Mr iMac wins design prize for banishing beige boxes

Click to follow
The Independent Online

Jonathan Ive, the Briton whose design career started with washbasins in Essex but who now works in California shaping Apple products such as the iMac computer and the iPod music player, won the inaugural Designer of the Year award last night.

The prestigious prize from the Design Museum in London is worth £25,000 for "the UK designer that made the biggest contribution to design in the past year". Mr Ive, 36, who has been the vice-president of industrial design at Apple since 1998, received the prizeafter flying in from California, where he works at Apple's head office in Cupertino.

"Jonathan's designs have touched millions of people's lives and transformed the workplace," said the fashion designer Sir Paul Smith, who was on the judging panel.

In the past year Apple has released new versions of the iMac, iPod and two versions of its PowerBook notebook computers, all designed by Mr Ive's team. He is a softly spoken man who gives interviews only rarely, and even less often reveals his opinions of other peoples' work. But in an exclusive interview with The Independent last year, he noted that those who mimicked his work were never successful. He said he was unimpressed by those who use, "swoopy shapes to look good, stuff that is so aggressively designed, just to catch the eye". He said: "I think that's arrogance, it's not done for the benefit of the user."

Mr Ive's designs have for years ensured that Apple's products - which are found in fewer than 5 per cent of workplaces and homes - attract far more attention than rivals in the computing field.

The other designers nominated for the prize, sponsored by MFI, were Solange Azagury-Partridge, creative director of the Parisian jeweller Boucheron; Tord Boontje, a Dutch-born designer of glassware, lighting and furniture; and Rockstar Games, which developed the "Grand Theft Auto" video game series.

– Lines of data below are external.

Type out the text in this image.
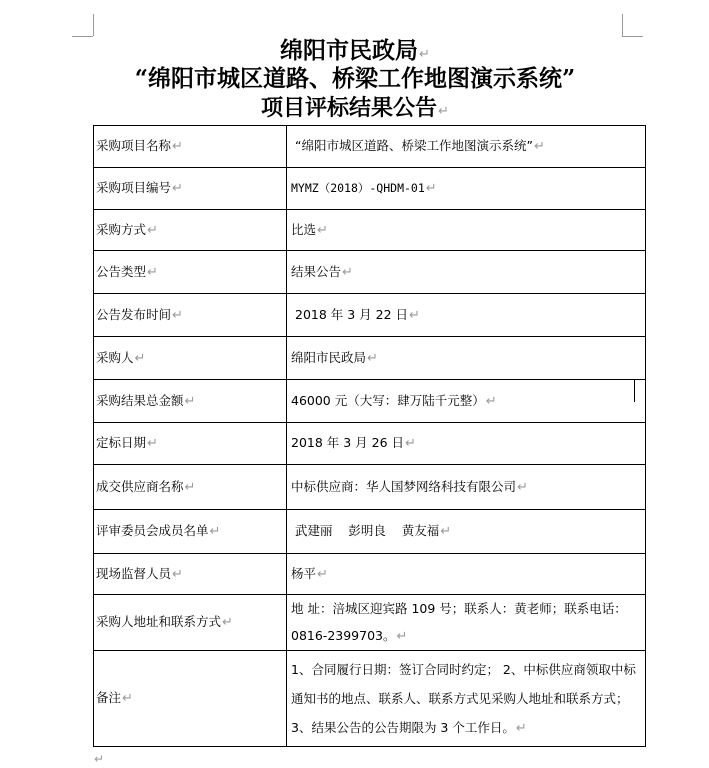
绵阳市民政局↵
“绵阳市城区道路、桥梁工作地图演示系统”
项目评标结果公告↵
采购项目名称↵	“绵阳市城区道路、桥梁工作地图演示系统”↵
采购项目编号↵	MYMZ（2018）-QHDM-01↵
采购方式↵	比选↵
公告类型↵	结果公告↵
公告发布时间↵	2018 年 3 月 22 日↵
采购人↵	绵阳市民政局↵
采购结果总金额↵	46000 元（大写：肆万陆千元整）↵
定标日期↵	2018 年 3 月 26 日↵
成交供应商名称↵	中标供应商：华人国梦网络科技有限公司↵
评审委员会成员名单↵	武建丽    彭明良    黄友福↵
现场监督人员↵	杨平↵
采购人地址和联系方式↵	地 址：涪城区迎宾路 109 号；联系人：黄老师；联系电话：0816-2399703。↵
备注↵	1、合同履行日期：签订合同时约定； 2、中标供应商领取中标通知书的地点、联系人、联系方式见采购人地址和联系方式；3、结果公告的公告期限为 3 个工作日。↵
↵
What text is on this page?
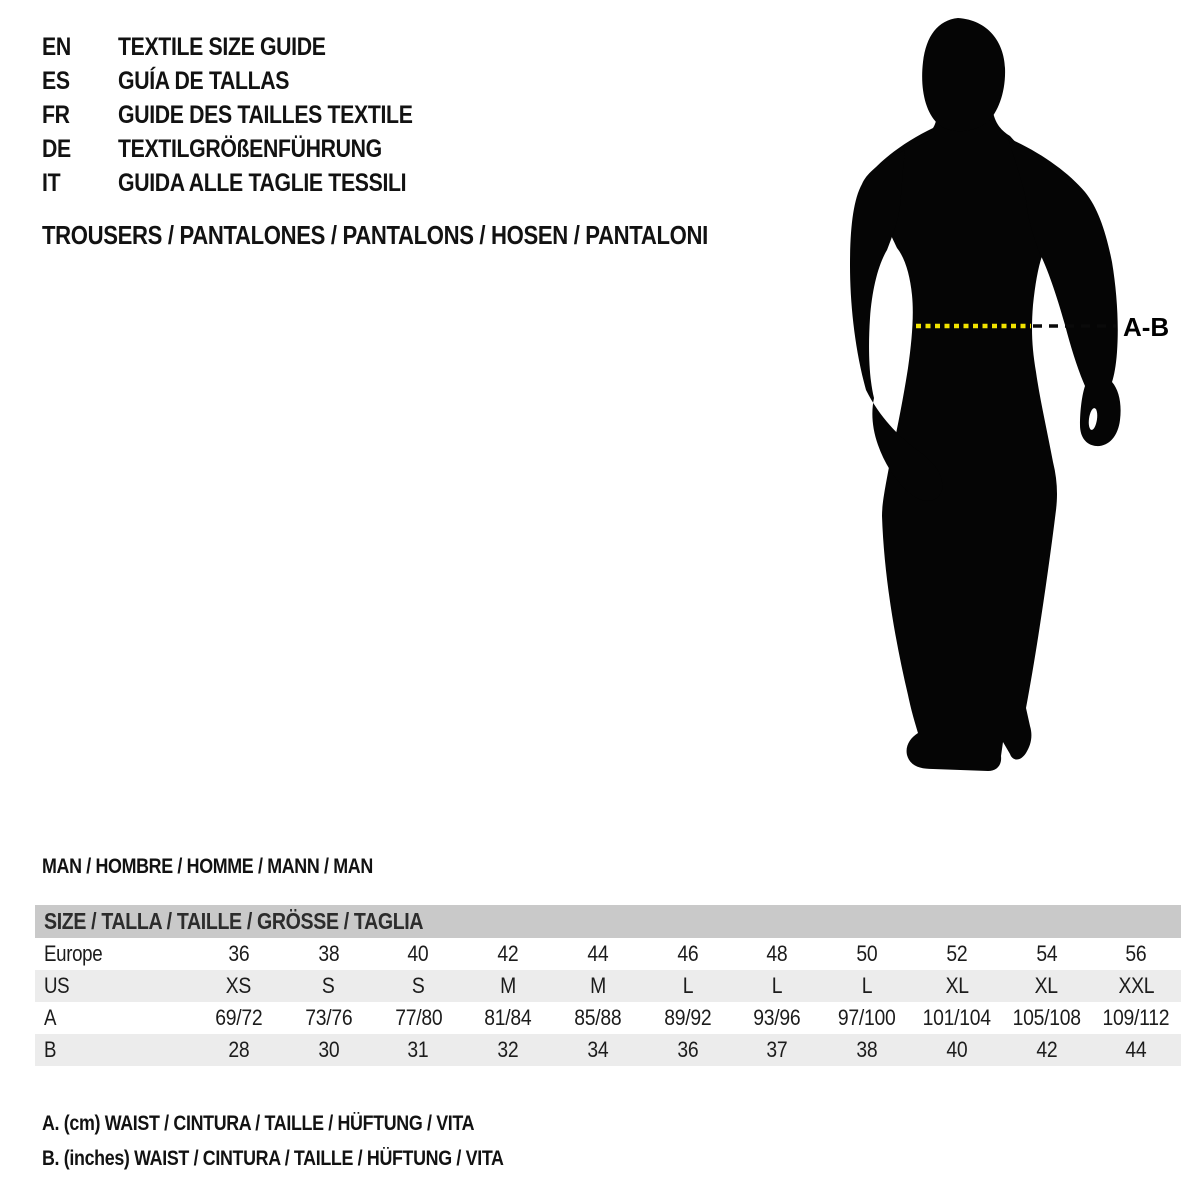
EN	TEXTILE SIZE GUIDE
ES	GUÍA DE TALLAS
FR	GUIDE DES TAILLES TEXTILE
DE	TEXTILGRÖßENFÜHRUNG
IT	GUIDA ALLE TAGLIE TESSILI
TROUSERS / PANTALONES / PANTALONS / HOSEN / PANTALONI
A-B
MAN / HOMBRE / HOMME / MANN / MAN
SIZE / TALLA / TAILLE / GRÖSSE / TAGLIA
Europe	36	38	40	42	44	46	48	50	52	54	56
US	XS	S	S	M	M	L	L	L	XL	XL	XXL
A	69/72	73/76	77/80	81/84	85/88	89/92	93/96	97/100	101/104 105/108	109/112
B	28	30	31	32	34	36	37	38	40	42	44
A. (cm) WAIST / CINTURA / TAILLE / HÜFTUNG / VITA
B. (inches) WAIST / CINTURA / TAILLE / HÜFTUNG / VITA
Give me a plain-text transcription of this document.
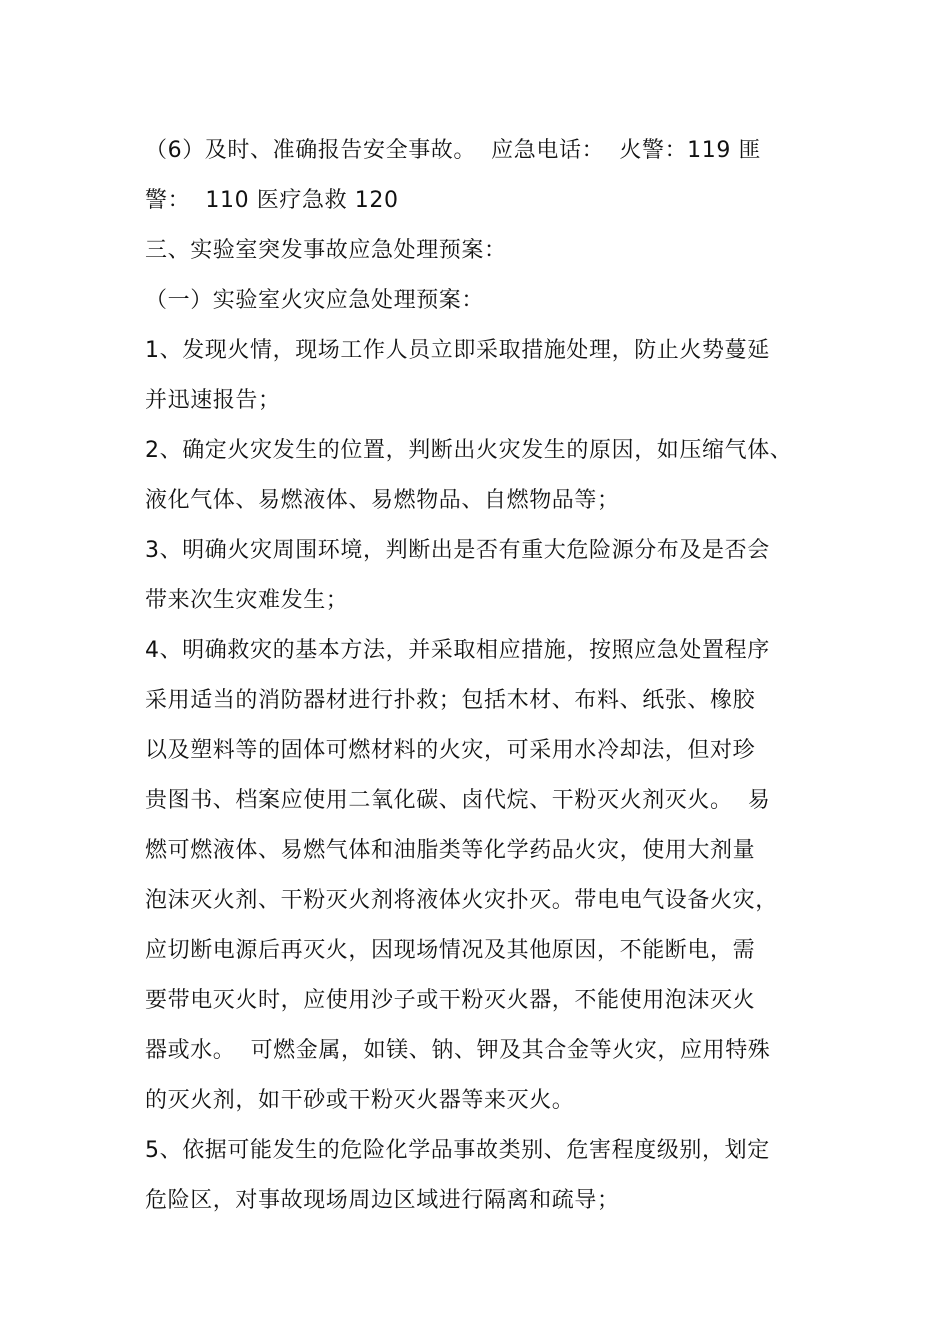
（6）及时、准确报告安全事故。  应急电话：  火警：119 匪
警：  110 医疗急救 120
三、实验室突发事故应急处理预案：
（一）实验室火灾应急处理预案：
1、发现火情，现场工作人员立即采取措施处理，防止火势蔓延
并迅速报告；
2、确定火灾发生的位置，判断出火灾发生的原因，如压缩气体、
液化气体、易燃液体、易燃物品、自燃物品等；
3、明确火灾周围环境，判断出是否有重大危险源分布及是否会
带来次生灾难发生；
4、明确救灾的基本方法，并采取相应措施，按照应急处置程序
采用适当的消防器材进行扑救；包括木材、布料、纸张、橡胶
以及塑料等的固体可燃材料的火灾，可采用水冷却法，但对珍
贵图书、档案应使用二氧化碳、卤代烷、干粉灭火剂灭火。  易
燃可燃液体、易燃气体和油脂类等化学药品火灾，使用大剂量
泡沫灭火剂、干粉灭火剂将液体火灾扑灭。带电电气设备火灾，
应切断电源后再灭火，因现场情况及其他原因，不能断电，需
要带电灭火时，应使用沙子或干粉灭火器，不能使用泡沫灭火
器或水。  可燃金属，如镁、钠、钾及其合金等火灾，应用特殊
的灭火剂，如干砂或干粉灭火器等来灭火。
5、依据可能发生的危险化学品事故类别、危害程度级别，划定
危险区，对事故现场周边区域进行隔离和疏导；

The winners were chosen by a combination of more than 20,000 votes from the public at the Design Museum's website, along with the votes of a four-strong jury. Mr Ive won both the public and the jury vote. His rise within Apple, where he had worked since 1992, followed the return in 1997 of Steve Jobs, its charismatic founder who is known to some as a design obsessive. At his previous company he is reported to have spent an afternoon choosing between 15 shades of black for a computer.

When Mr Ive stepped up, Apple's designs were the same as other computer companies', consisting of the cheap plastic "beige boxes". Mr Ive first developed the radical, curved shape of the all-in-one iMac computer, and then had to consult sweet manufacturers to find out how to make the plastic casing both blue and transparent - the other innovation in his design.

The iMac was a huge hit among consumers and helped make Apple profitable for the first time in years. Since then he has lent his unique style to two generations of the iMac computer and the iPod MP3 player, as well as the company's eye-catching titanium notebook computers. The newest version of the iMac has been described by some as "the iMac for the anglepoise generation" but Mr Ive said that it was inspired by the shape of the sunflower.

Born in London, Mr Ive studied design and art at Newcastle Polytechnic (now North- umbria University). In 1989 he became a partner at Tangerine, a London-based design consultancy where he worked on a range of products ranging from power tools to washbasins.

The added ingredient: Elegance

By Charles Arthur

Seen from a great height, Apple's products are specks in the huge world of computing - a few in every hundred. Yet in design terms, they're an oasis in a vast desert.

Touch most PCs and you'll feel a certain give, an uncertainty in assembly that is the curse of being one of the slaves to Microsoft's hegemony, built down to a price to run identical software. Even where it doesn't show physically, you can sense a missing ingredient - elegance.

Jonathan Ive is admired among designers because he pours elegance into products. The 1997 iMac was a gumdrop-inspired solution to making an all-in-one machine. The second, with its movable flat screen, alludes to a sunflower. The iPod is like an everlasting cigarette packet for those addicted to music instead of tobacco.

Rivals make comparable, even cheaper, products. But they don't have it. They don't look desirable. They're just objects for a task.

Careful attention is Mr Ive's métier. Item: a small light on the computer shows whether it is working or in a suspended "sleeping" state. Once sleeping was indicated by a slowly flashing light. Mr Ive changed that. Now the light pulses slowly, as though the machine were truly asleep, breathing in and out. What use is that? None. What value does it have? As much as you put on being pleased.

Mr Ive dislikes the computing business's obsession with ram and megabytes: "Inhuman and very cold". His work has always tried to make machines people would love. Could he ever be tempted away by a Windows PC manufacturer? I doubt it. He couldn't like the abrupt graphics or the zig-zag fonts. Not elegant; not stylish. He's made his own, more elegant world.